What is your goal? What are you trying to achieve?Erfan
This error means there is no column called n_tokens_content in the dataframe you created. You'll have to examine the dataframe (e.g., run df.columns or df.head()) to see what your column names are.AlexK

2 Answers


When you print the columns using df.columns then 'n_tokens_content' has a leading space at the start.

Input: df.columns


Index(['url', ' timedelta', ' n_tokens_title', ' n_tokens_content',
   ' n_unique_tokens', ' n_non_stop_words', ' n_non_stop_unique_tokens',
   ' num_hrefs', ' num_self_hrefs', ' num_imgs', ' num_videos',
   ' average_token_length', ' num_keywords', ' data_channel_is_lifestyle',
   ' data_channel_is_entertainment', ' data_channel_is_bus',
   ' data_channel_is_socmed', ' data_channel_is_tech',
   ' data_channel_is_world', ' kw_min_min', ' kw_max_min', ' kw_avg_min',
   ' kw_min_max', ' kw_max_max', ' kw_avg_max', ' kw_min_avg',
   ' kw_max_avg', ' kw_avg_avg', ' self_reference_min_shares',
   ' self_reference_max_shares', ' self_reference_avg_sharess',
   ' weekday_is_monday', ' weekday_is_tuesday', ' weekday_is_wednesday',
   ' weekday_is_thursday', ' weekday_is_friday', ' weekday_is_saturday',
   ' weekday_is_sunday', ' is_weekend', ' LDA_00', ' LDA_01', ' LDA_02',
   ' LDA_03', ' LDA_04', ' global_subjectivity',
   ' global_sentiment_polarity', ' global_rate_positive_words',
   ' global_rate_negative_words', ' rate_positive_words',
   ' rate_negative_words', ' avg_positive_polarity',
   ' min_positive_polarity', ' max_positive_polarity',
   ' avg_negative_polarity', ' min_negative_polarity',
   ' max_negative_polarity', ' title_subjectivity',
   ' title_sentiment_polarity', ' abs_title_subjectivity',
   ' abs_title_sentiment_polarity', ' shares'],

Give input as: df[' n_tokens_content'][:9]

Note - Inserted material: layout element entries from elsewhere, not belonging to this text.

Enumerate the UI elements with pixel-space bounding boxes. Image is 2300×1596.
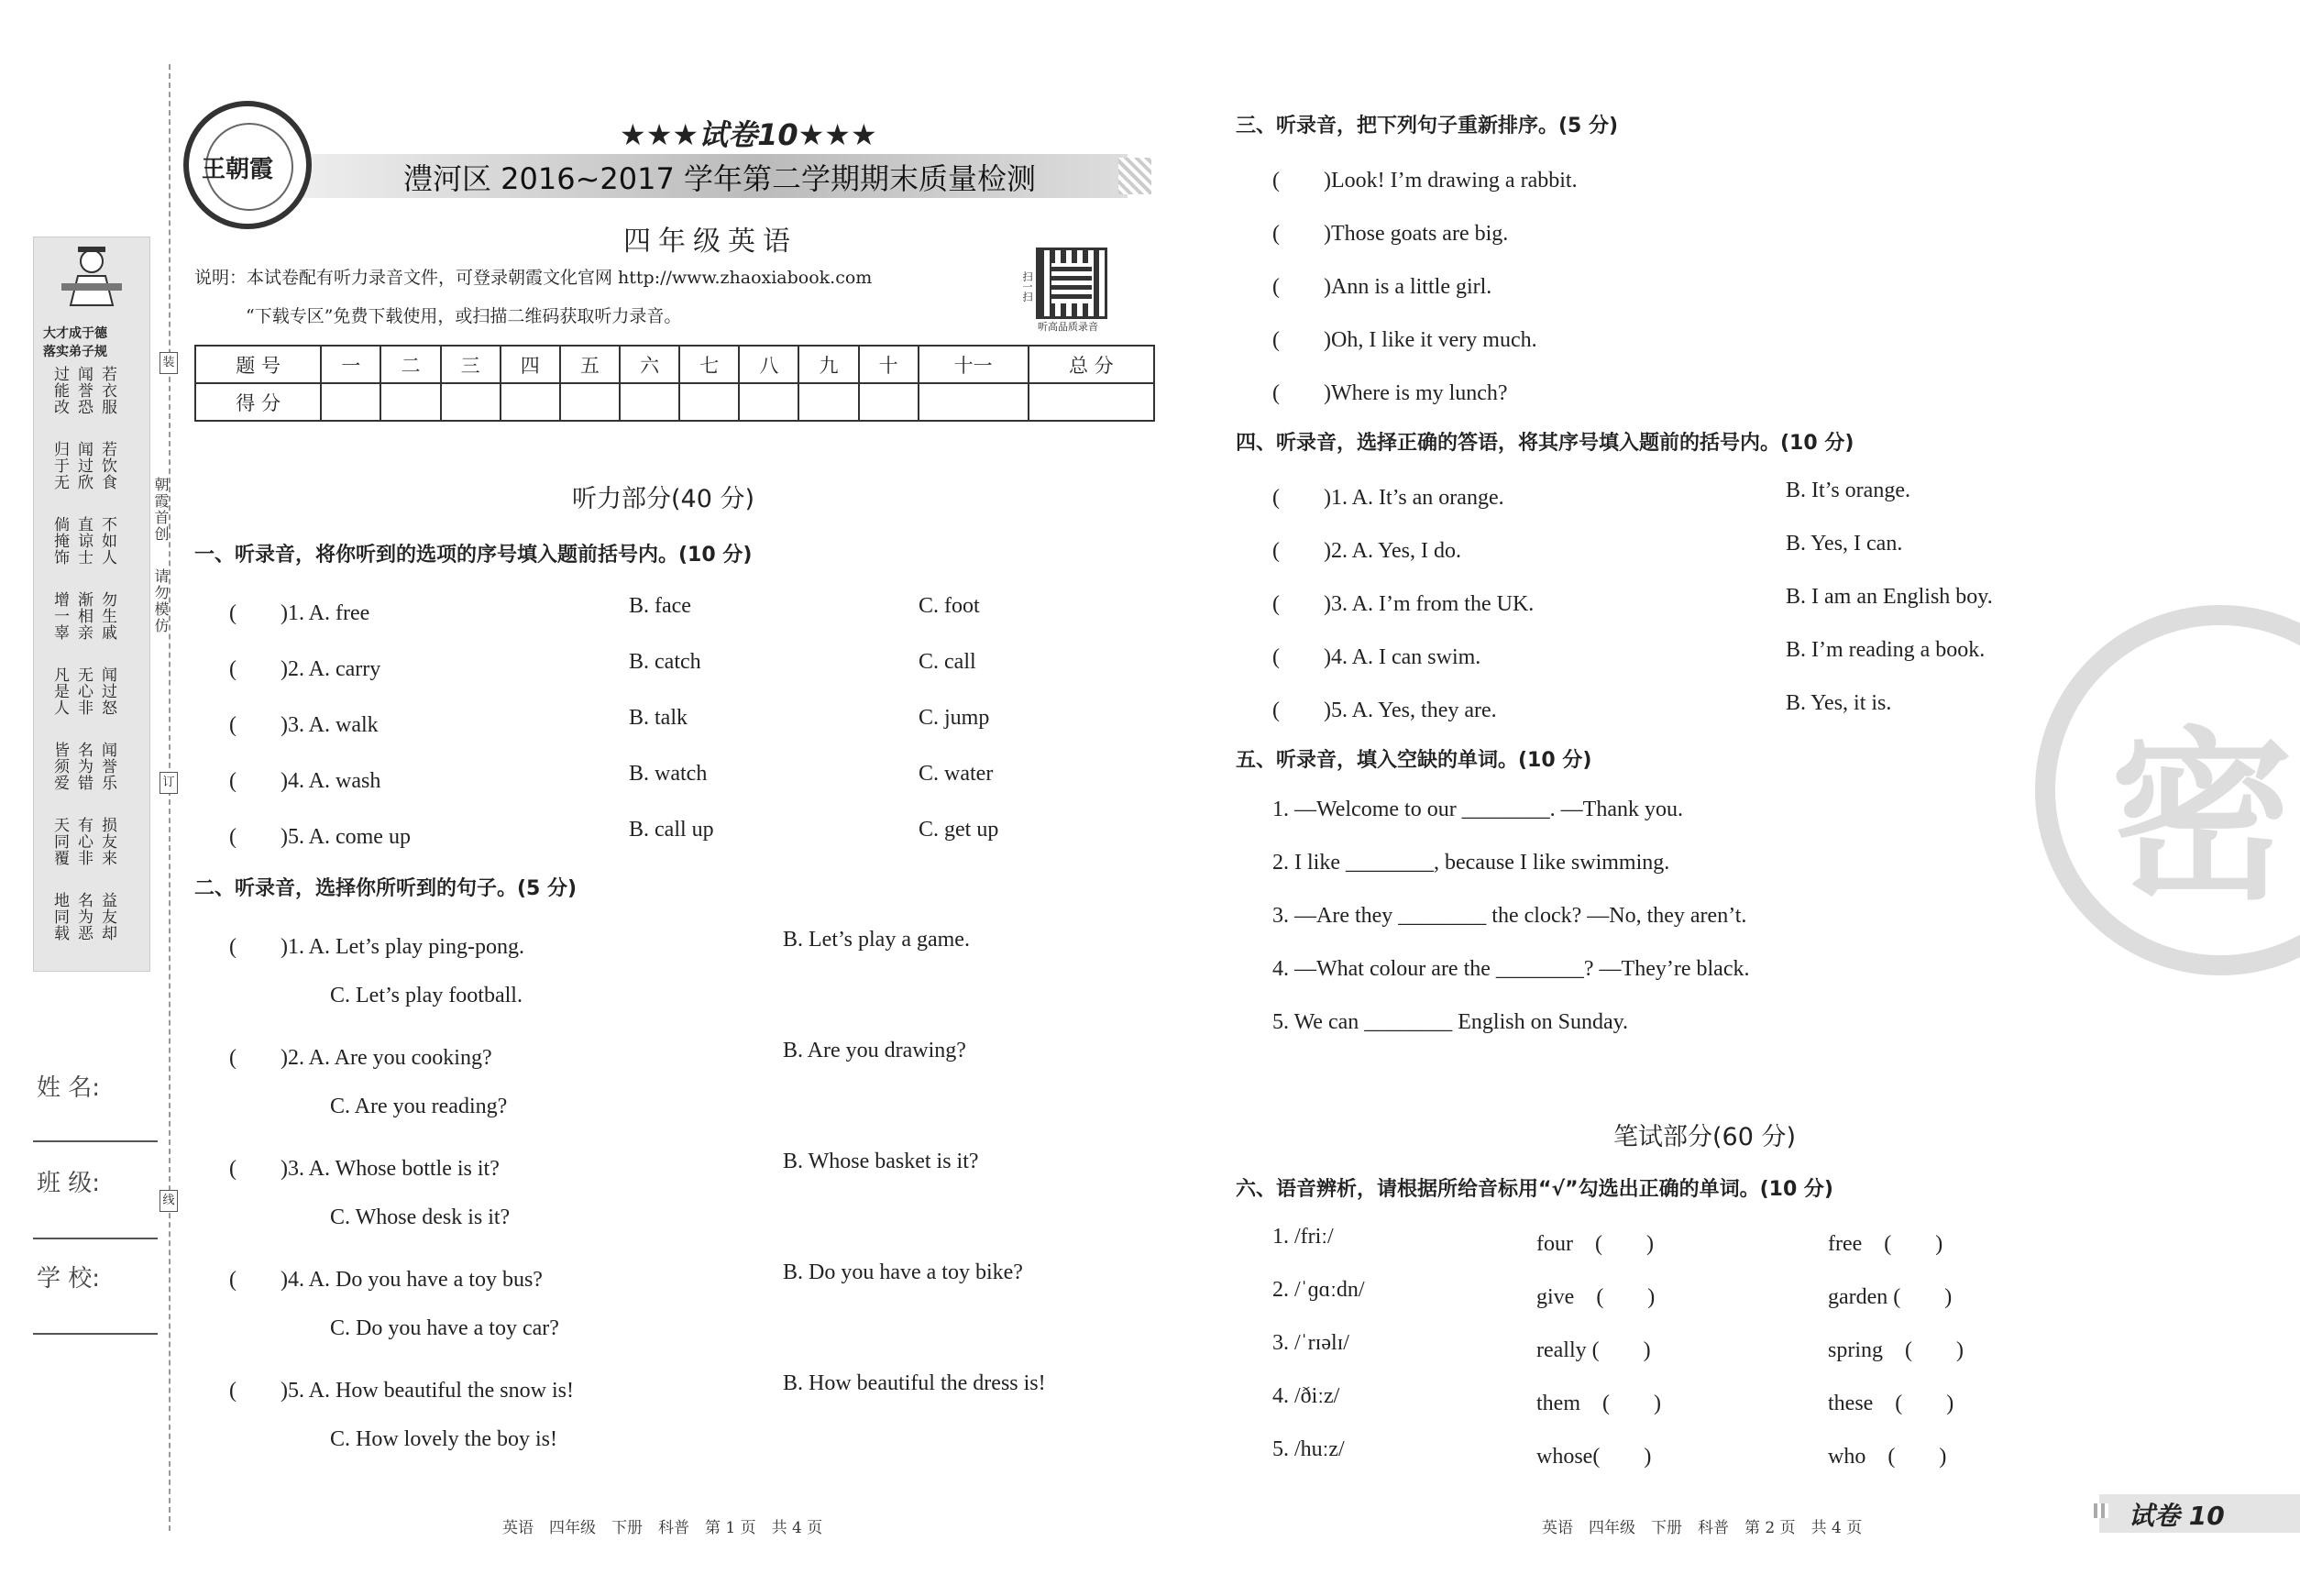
corner-paper-label: 试卷 10	[2129, 1501, 2225, 1531]
sec1-option-b: B. call up	[629, 818, 714, 842]
motto-column: 闻过欣	[75, 441, 93, 490]
sec3-sentence: ( )Those goats are big.	[1272, 222, 1509, 246]
name-label: 姓 名:	[37, 1074, 101, 1102]
sec2-option-c: C. How lovely the boy is!	[330, 1427, 557, 1451]
class-field[interactable]	[33, 1238, 158, 1239]
sec2-option-b: B. Do you have a toy bike?	[783, 1260, 1023, 1284]
sec1-question: ( )2. A. carry	[229, 657, 381, 681]
motto-column: 增一辜	[51, 591, 69, 641]
logo-text: 王朝霞	[202, 156, 274, 183]
sec2-option-a: ( )1. A. Let’s play ping-pong.	[229, 935, 524, 959]
sec3-sentence: ( )Ann is a little girl.	[1272, 275, 1492, 299]
motto-column: 名为恶	[75, 892, 93, 941]
sec2-option-c: C. Whose desk is it?	[330, 1205, 511, 1229]
note-line-1: 说明：本试卷配有听力录音文件，可登录朝霞文化官网 http://www.zhaoxiabook.com	[194, 268, 873, 288]
paper-badge: ★★★试卷10★★★	[620, 117, 877, 152]
score-cell[interactable]	[1029, 383, 1154, 421]
sec2-option-b: B. How beautiful the dress is!	[783, 1371, 1046, 1395]
sec2-option-a: ( )5. A. How beautiful the snow is!	[229, 1379, 574, 1403]
sec4-option-a: ( )4. A. I can swim.	[1272, 645, 1481, 669]
class-label: 班 级:	[37, 1170, 101, 1197]
sec2-option-b: B. Let’s play a game.	[783, 928, 970, 952]
score-table-header-row	[195, 346, 1154, 383]
seal-glyph: 密	[2110, 711, 2294, 925]
sec1-option-c: C. call	[919, 650, 976, 674]
score-table-header-cell: 总 分	[1029, 346, 1154, 383]
motto-column: 直谅士	[75, 516, 93, 566]
watermark-seal	[2035, 605, 2300, 975]
motto-column: 渐相亲	[75, 591, 93, 641]
sec1-question: ( )1. A. free	[229, 601, 370, 625]
sec5-sentence: 3. —Are they ________ the clock? —No, they aren’t.	[1272, 904, 1747, 928]
section-3-title: 三、听录音，把下列句子重新排序。(5 分)	[1236, 115, 1619, 138]
motto-column: 倘掩饰	[51, 516, 69, 566]
section-2-title: 二、听录音，选择你所听到的句子。(5 分)	[194, 877, 578, 900]
section-1-title: 一、听录音，将你听到的选项的序号填入题前括号内。(10 分)	[194, 544, 753, 567]
sec6-phonetic: 1. /friː/	[1272, 1225, 1334, 1249]
score-table-header-cell: 二	[380, 346, 440, 383]
sec5-sentence: 2. I like ________, because I like swimming.	[1272, 851, 1670, 875]
sec2-option-a: ( )3. A. Whose bottle is it?	[229, 1157, 500, 1181]
score-table-header-cell: 题 号	[195, 346, 321, 383]
sec3-sentence: ( )Look! I’m drawing a rabbit.	[1272, 169, 1578, 193]
sec2-option-a: ( )2. A. Are you cooking?	[229, 1046, 492, 1070]
motto-column: 过能改	[51, 366, 69, 415]
score-table-header-cell: 五	[560, 346, 620, 383]
sec1-option-c: C. get up	[919, 818, 999, 842]
motto-column: 皆须爱	[51, 742, 69, 791]
motto-head-2: 落实弟子规	[43, 345, 107, 359]
footer-page-1: 英语 四年级 下册 科普 第 1 页 共 4 页	[502, 1519, 823, 1537]
sec6-word-2: these ( )	[1828, 1392, 1954, 1415]
sec4-option-a: ( )5. A. Yes, they are.	[1272, 699, 1497, 722]
sec1-option-b: B. catch	[629, 650, 701, 674]
score-cell[interactable]	[501, 383, 560, 421]
binding-dashed-line	[169, 64, 171, 1531]
sec2-option-b: B. Are you drawing?	[783, 1039, 966, 1062]
sec1-question: ( )5. A. come up	[229, 825, 411, 849]
sec6-phonetic: 4. /ðiːz/	[1272, 1384, 1340, 1408]
banner-pattern	[1118, 158, 1151, 194]
score-table-header-cell: 四	[501, 346, 560, 383]
sec1-question: ( )4. A. wash	[229, 769, 381, 793]
motto-column: 天同覆	[51, 817, 69, 866]
motto-column: 闻誉恐	[75, 366, 93, 415]
subject-title: 四年级英语	[623, 226, 798, 258]
motto-column: 有心非	[75, 817, 93, 866]
section-5-title: 五、听录音，填入空缺的单词。(10 分)	[1236, 749, 1592, 772]
sec6-word-1: four ( )	[1536, 1232, 1654, 1256]
sec4-option-b: B. I am an English boy.	[1786, 585, 1993, 609]
exam-title: 澧河区 2016~2017 学年第二学期期末质量检测	[403, 161, 1037, 196]
motto-column: 若衣服	[99, 366, 116, 415]
qr-code[interactable]	[1036, 248, 1107, 319]
score-cell[interactable]	[560, 383, 620, 421]
sec2-option-c: C. Are you reading?	[330, 1095, 508, 1118]
sec4-option-b: B. Yes, I can.	[1786, 532, 1903, 556]
sec5-sentence: 5. We can ________ English on Sunday.	[1272, 1010, 1629, 1034]
score-table-header-cell: 七	[679, 346, 739, 383]
score-cell[interactable]	[859, 383, 919, 421]
score-table-header-cell: 十一	[919, 346, 1029, 383]
sec6-phonetic: 3. /ˈrɪəlɪ/	[1272, 1331, 1349, 1355]
score-cell[interactable]	[380, 383, 440, 421]
motto-column: 不如人	[99, 516, 116, 566]
sec2-option-c: C. Do you have a toy car?	[330, 1316, 559, 1340]
section-4-title: 四、听录音，选择正确的答语，将其序号填入题前的括号内。(10 分)	[1236, 432, 1854, 455]
sec2-option-b: B. Whose basket is it?	[783, 1150, 979, 1173]
motto-column: 闻过怒	[99, 666, 116, 716]
corner-pattern	[2094, 1503, 2108, 1518]
sec6-phonetic: 5. /huːz/	[1272, 1437, 1345, 1461]
sec2-option-c: C. Let’s play football.	[330, 984, 523, 1007]
motto-column: 益友却	[99, 892, 116, 941]
score-cell[interactable]	[919, 383, 1029, 421]
qr-side-text: 扫一扫	[1021, 271, 1033, 302]
cut-mark-1: 装	[160, 352, 178, 374]
motto-column: 勿生戚	[99, 591, 116, 641]
vertical-note-no-copy: 请勿模仿	[152, 568, 170, 634]
sec6-word-2: garden ( )	[1828, 1285, 1953, 1309]
publisher-logo	[183, 101, 312, 229]
sec1-option-c: C. water	[919, 762, 994, 786]
motto-head-1: 大才成于德	[43, 326, 107, 341]
sec6-word-1: really ( )	[1536, 1338, 1651, 1362]
sec4-option-a: ( )3. A. I’m from the UK.	[1272, 592, 1535, 616]
motto-column: 闻誉乐	[99, 742, 116, 791]
score-table-header-cell: 一	[321, 346, 380, 383]
sec4-option-b: B. Yes, it is.	[1786, 691, 1892, 715]
writing-part-title: 笔试部分(60 分)	[1613, 1123, 1797, 1151]
sec6-word-2: spring ( )	[1828, 1338, 1964, 1362]
sec1-option-b: B. face	[629, 594, 691, 618]
motto-column: 名为错	[75, 742, 93, 791]
sec4-option-a: ( )1. A. It’s an orange.	[1272, 486, 1504, 510]
score-table	[194, 345, 1155, 422]
score-cell[interactable]	[441, 383, 501, 421]
motto-column: 无心非	[75, 666, 93, 716]
motto-column: 凡是人	[51, 666, 69, 716]
sec6-word-2: who ( )	[1828, 1445, 1947, 1469]
score-table-header-cell: 九	[798, 346, 858, 383]
note-line-2: “下载专区”免费下载使用，或扫描二维码获取听力录音。	[246, 306, 682, 326]
sec5-sentence: 1. —Welcome to our ________. —Thank you.	[1272, 798, 1683, 821]
qr-code-center	[1051, 263, 1092, 303]
score-cell[interactable]	[679, 383, 739, 421]
sec3-sentence: ( )Where is my lunch?	[1272, 381, 1508, 405]
score-row-label: 得 分	[195, 383, 321, 421]
cut-mark-3: 线	[160, 1190, 178, 1212]
score-cell[interactable]	[739, 383, 798, 421]
score-cell[interactable]	[620, 383, 679, 421]
section-6-title: 六、语音辨析，请根据所给音标用“√”勾选出正确的单词。(10 分)	[1236, 1178, 1833, 1201]
sec6-word-1: give ( )	[1536, 1285, 1656, 1309]
score-table-header-cell: 十	[859, 346, 919, 383]
sec1-option-b: B. watch	[629, 762, 708, 786]
score-cell[interactable]	[321, 383, 380, 421]
sec1-option-c: C. jump	[919, 706, 990, 730]
score-table-header-cell: 六	[620, 346, 679, 383]
cut-mark-2: 订	[160, 772, 178, 794]
motto-column: 地同载	[51, 892, 69, 941]
score-table-header-cell: 八	[739, 346, 798, 383]
listening-part-title: 听力部分(40 分)	[572, 485, 755, 513]
score-cell[interactable]	[798, 383, 858, 421]
school-field[interactable]	[33, 1333, 158, 1335]
score-table-score-row	[195, 383, 1154, 421]
sec3-sentence: ( )Oh, I like it very much.	[1272, 328, 1537, 352]
name-field[interactable]	[33, 1140, 158, 1142]
footer-page-2: 英语 四年级 下册 科普 第 2 页 共 4 页	[1542, 1519, 1863, 1537]
score-table-header-cell: 三	[441, 346, 501, 383]
school-label: 学 校:	[37, 1265, 101, 1293]
sec6-word-2: free ( )	[1828, 1232, 1943, 1256]
motto-column: 损友来	[99, 817, 116, 866]
sec5-sentence: 4. —What colour are the ________? —They’re black.	[1272, 957, 1750, 981]
sec1-question: ( )3. A. walk	[229, 713, 379, 737]
sec6-word-1: whose( )	[1536, 1445, 1652, 1469]
vertical-note-original: 朝霞首创	[152, 477, 170, 543]
motto-column: 归于无	[51, 441, 69, 490]
sec2-option-a: ( )4. A. Do you have a toy bus?	[229, 1268, 543, 1292]
motto-column: 若饮食	[99, 441, 116, 490]
sec6-word-1: them ( )	[1536, 1392, 1661, 1415]
motto-panel	[33, 237, 150, 972]
sec4-option-a: ( )2. A. Yes, I do.	[1272, 539, 1462, 563]
qr-caption: 听高品质录音	[1038, 321, 1098, 333]
sec4-option-b: B. I’m reading a book.	[1786, 638, 1986, 662]
sec1-option-c: C. foot	[919, 594, 980, 618]
sec6-phonetic: 2. /ˈɡɑːdn/	[1272, 1278, 1365, 1302]
sec1-option-b: B. talk	[629, 706, 688, 730]
scholar-illustration-icon	[58, 245, 126, 309]
sec4-option-b: B. It’s orange.	[1786, 479, 1910, 502]
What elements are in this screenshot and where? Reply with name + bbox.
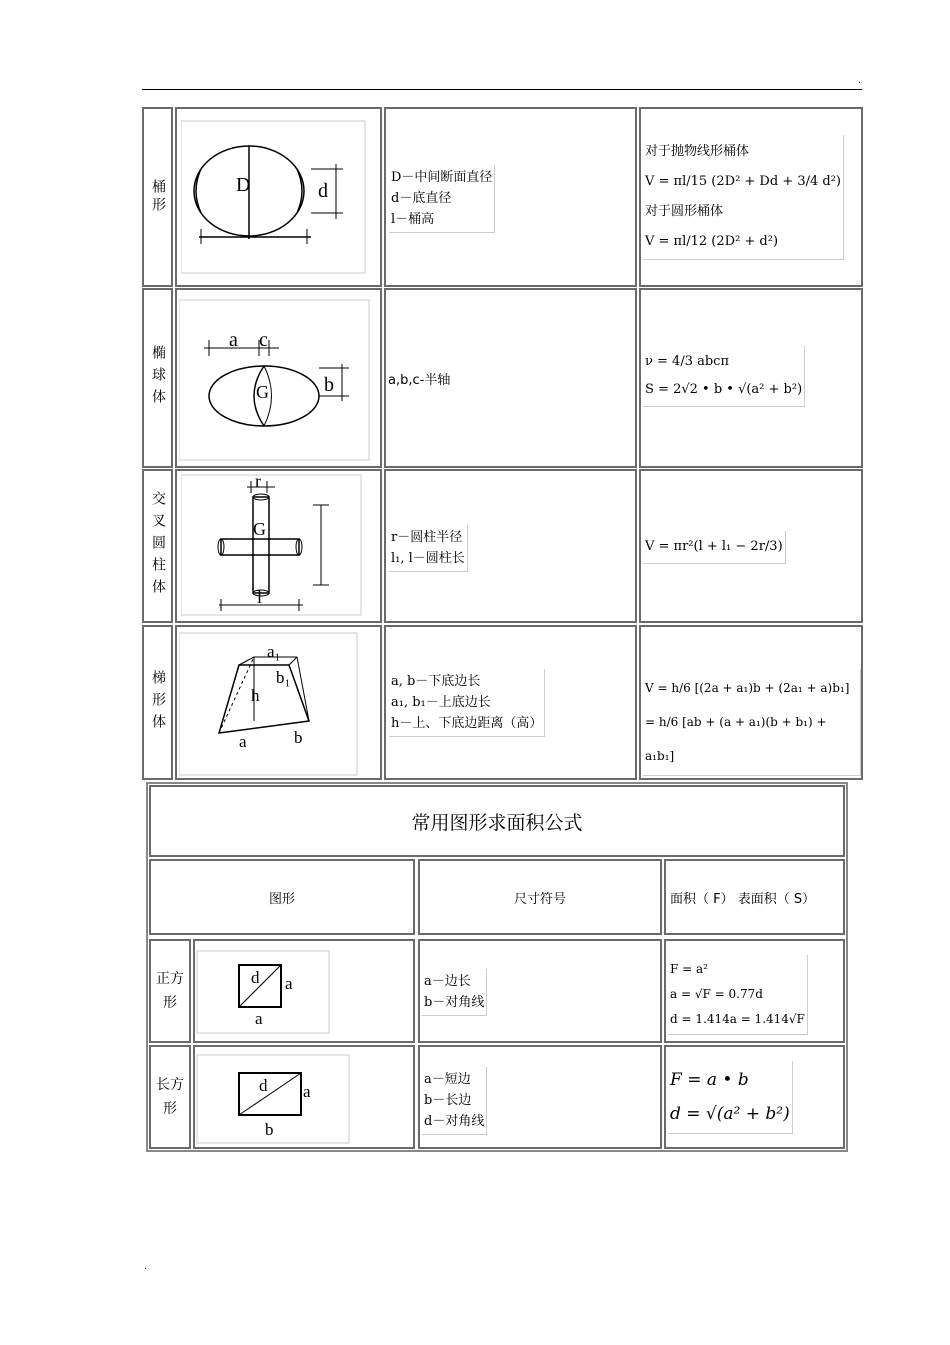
header-dot: . (858, 75, 862, 86)
rectangle-formula (668, 1061, 793, 1134)
ellipsoid-diagram (179, 296, 374, 466)
barrel-dims-cell (384, 107, 637, 287)
row-label-cross-cylinder (142, 469, 173, 623)
dim-line: b－对角线 (424, 995, 485, 1010)
label-text: 桶形 (150, 179, 166, 215)
formula-line: = h/6 [ab + (a + a₁)(b + b₁) + a₁b₁] (645, 715, 827, 763)
label-text: 交叉圆柱体 (150, 491, 166, 601)
trapezoid-label-h: h (251, 686, 260, 705)
barrel-diagram-cell (175, 107, 382, 287)
cross-label-r: r (255, 473, 261, 491)
dim-line: a－短边 (424, 1072, 471, 1087)
row-label-trapezoid-body (142, 625, 173, 780)
ellipsoid-dims-cell (384, 288, 637, 468)
cross-label-g: G (253, 519, 266, 539)
barrel-label-small: d (318, 180, 328, 202)
label-text: 长方形 (156, 1077, 184, 1117)
formula-line: a = √F = 0.77d (670, 987, 763, 1001)
cross-cylinder-dims (389, 525, 468, 572)
rectangle-diagram-cell (193, 1045, 415, 1149)
footer-dot: . (144, 1261, 148, 1272)
square-dims (422, 969, 487, 1016)
square-diagram (195, 949, 335, 1039)
header-area: 面积（ F） 表面积（ S） (664, 859, 845, 935)
trapezoid-dims-cell (384, 625, 637, 780)
formula-line: d = 1.414a = 1.414√F (670, 1012, 805, 1026)
trapezoid-label-a1: a₁ (267, 642, 281, 661)
trapezoid-dims (389, 669, 545, 737)
trapezoid-diagram-cell (175, 625, 382, 780)
formula-line: S = 2√2 • b • √(a² + b²) (645, 382, 803, 397)
ellipsoid-formula (643, 346, 805, 407)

output: 0 219 1 255 2 211 3 531 4 1072 5 370 6 960 7 989 8 97


I encountered the same problem and it has been solved:
input: df.columns output:

 Index(['url', ' timedelta', ' n_tokens_title', ' n_tokens_content',
       ' n_unique_tokens', ' n_non_stop_words', ' n_non_stop_unique_tokens',
       ' num_hrefs', ' num_self_hrefs', ' num_imgs', ' num_videos',
       ' average_token_length', ' num_keywords', ' data_channel_is_lifestyle',
       ' data_channel_is_entertainment', ' data_channel_is_bus',
       ' data_channel_is_socmed', ' data_channel_is_tech',
       ' data_channel_is_world', ' kw_min_min', ' kw_max_min', ' kw_avg_min',
       ' kw_min_max', ' kw_max_max', ' kw_avg_max', ' kw_min_avg',
       ' kw_max_avg', ' kw_avg_avg', ' self_reference_min_shares',
       ' self_reference_max_shares', ' self_reference_avg_sharess',
       ' weekday_is_monday', ' weekday_is_tuesday', ' weekday_is_wednesday',
       ' weekday_is_thursday', ' weekday_is_friday', ' weekday_is_saturday',
       ' weekday_is_sunday', ' is_weekend', ' LDA_00', ' LDA_01', ' LDA_02',
       ' LDA_03', ' LDA_04', ' global_subjectivity',
       ' global_sentiment_polarity', ' global_rate_positive_words',
       ' global_rate_negative_words', ' rate_positive_words',
       ' rate_negative_words', ' avg_positive_polarity',
       ' min_positive_polarity', ' max_positive_polarity',
       ' avg_negative_polarity', ' min_negative_polarity',
       ' max_negative_polarity', ' title_subjectivity',
       ' title_sentiment_polarity', ' abs_title_subjectivity',
       ' abs_title_sentiment_polarity', ' shares'],

you can find that the title of the column "n_tokens_title" is " n_tokens_title", notice the space front the n_tokens_title, and add the space in your code.